Tsunamis and Ripples: Effects of Scalar Waves on Screening in the Milky Way

TL;DR

This paper investigates the impact of scalar waves in modified gravity models with screening mechanisms, finding that such waves generally do not significantly affect Solar System tests, thus supporting the models' viability.

Contribution

It provides a quantitative analysis of scalar wave effects in symmetron and chameleon models, demonstrating their negligible impact on Solar System screening.

Findings

Scalar waves have negligible effects in symmetron models.

Propagating waves do not significantly affect chameleon screening.
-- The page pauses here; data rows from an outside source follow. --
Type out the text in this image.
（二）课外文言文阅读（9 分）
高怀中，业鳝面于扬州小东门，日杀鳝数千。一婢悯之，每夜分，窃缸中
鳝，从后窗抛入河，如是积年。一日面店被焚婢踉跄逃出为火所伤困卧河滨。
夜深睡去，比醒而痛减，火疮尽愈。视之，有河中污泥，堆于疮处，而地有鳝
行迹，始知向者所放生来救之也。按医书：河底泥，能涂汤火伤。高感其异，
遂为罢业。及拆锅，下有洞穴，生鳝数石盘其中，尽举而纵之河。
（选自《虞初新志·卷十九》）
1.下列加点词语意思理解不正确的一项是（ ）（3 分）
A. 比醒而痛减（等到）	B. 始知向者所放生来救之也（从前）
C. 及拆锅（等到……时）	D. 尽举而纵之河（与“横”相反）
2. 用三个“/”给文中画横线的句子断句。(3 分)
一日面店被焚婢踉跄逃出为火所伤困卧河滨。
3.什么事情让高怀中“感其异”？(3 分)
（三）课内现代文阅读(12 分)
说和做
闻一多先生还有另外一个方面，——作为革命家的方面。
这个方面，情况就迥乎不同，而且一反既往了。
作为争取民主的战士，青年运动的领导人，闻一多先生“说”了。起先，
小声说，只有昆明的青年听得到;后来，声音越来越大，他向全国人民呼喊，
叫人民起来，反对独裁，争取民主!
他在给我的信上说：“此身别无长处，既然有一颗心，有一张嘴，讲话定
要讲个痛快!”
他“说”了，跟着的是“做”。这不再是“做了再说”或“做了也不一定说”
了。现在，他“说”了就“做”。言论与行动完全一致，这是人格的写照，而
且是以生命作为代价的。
Focusing wave energy on the Solar System would be required to disrupt screening.

Abstract

Modified gravity models which include an additional propagating degree of freedom are typically studied in the quasi-static limit, where the propagation is neglected, and the wave equation of the field is replaced with a Poisson-type equation. Recently, it has been proposed that, in the context of models with symmetron- or chameleon-type screening, scalar waves from astrophysical or cosmological events could have a significant effect on the screening of the Solar System, and hence invalidate these models. Here, we quantitatively investigate the impact of scalar waves by solving the full field equation linearised in the wave amplitude. In the symmetron case, we find that the quantitative effect of waves is generally negligible, even for the largest amplitudes of waves that are physically expected. In order to spoil the screening in the Solar System, a significant amount of wave energy would have to be focused on the Solar System by arranging the sources in a spherical shell centred on Earth. In the chameleon case, we are able to rule out any significant effects of propagating waves on Solar System tests.